Collaboration as a playful process of discovery
For the work of the United Nations, collaboration is not just an aspirational ideal or outcome. It is critical so that we can leverage our collective might on complex problems. However, this is easier said than done. As we designed the sensemaking sessions, we knew it would take more than just bringing together 15+ UN agencies. We needed to create a space that helped them imagine future possibilities and explore strategic alignments. Through structured facilitation, we ensured the process was playful and took individuals away from their daily constructs allowing for emergence. They worked together to build programming entry points and helped each other see different perspectives. These interactions lay the ground for future collaborative work which was evident in our anonymous check-out surveys.
“It’s hard to survive in the jungle if you were trained in a zoo”*
As leaders and individuals, we all have our worldviews. COVID-19 forced us to see the limitations of our training and learn new ways to survive and be relevant. The opportunity to see the world through new lens is critical to determine how we act in them. Through repeated opportunities to sensemake, we are investing in our own capacities. It is this capacity to deal and act in complexity that will make our work increasingly contextualized, timely and forward looking. Through the sensemaking process, groups found new hypothesis around digital education, food security, green recovery, and vaccine deployment among others. The hope is to actualize these into projects which could potentially scale and benefit the Pacific as a whole.
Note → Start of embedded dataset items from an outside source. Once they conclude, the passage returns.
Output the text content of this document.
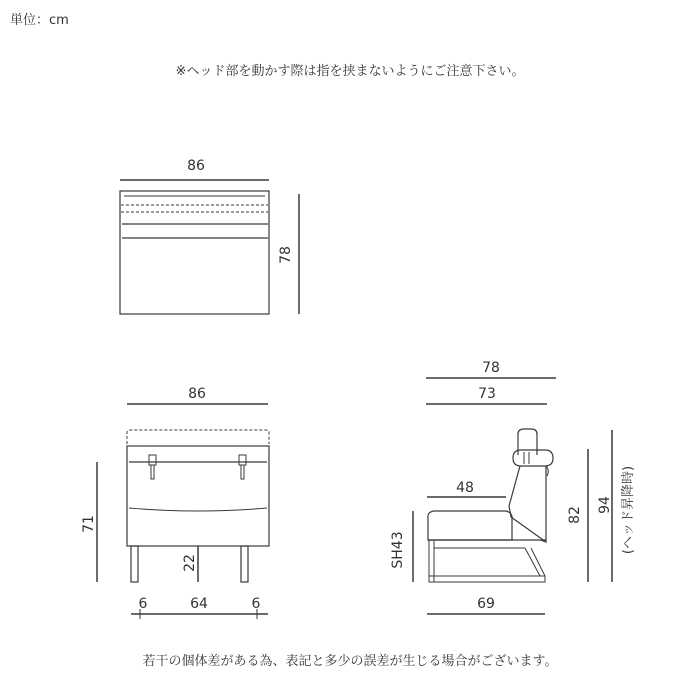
単位：cm
※ヘッド部を動かす際は指を挟まないようにご注意下さい。
86
78
86
71
22
6	64	6
78
73
48
SH43
82
94 (ヘッド昇降時)
69
若干の個体差がある為、表記と多少の誤差が生じる場合がございます。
For us, sensemaking has become a continued journey to step back, reflect and realign our priorities based on new data and situations. It validates UNDP’s role as an integrator and the SDG integration approach to tackle complex challenges. As we in the Pacific plan for the years to come, this mindset is critical so that we go beyond sectors and solutions to systems transformation.
A big thanks to the support and openness of UN Agencies and my colleagues Moortaza Jiwanji and Johannes Schunter from UNDP for making this possible.
*Sonja Blignaut said this and I can’t find a better way to convey the same sentiment.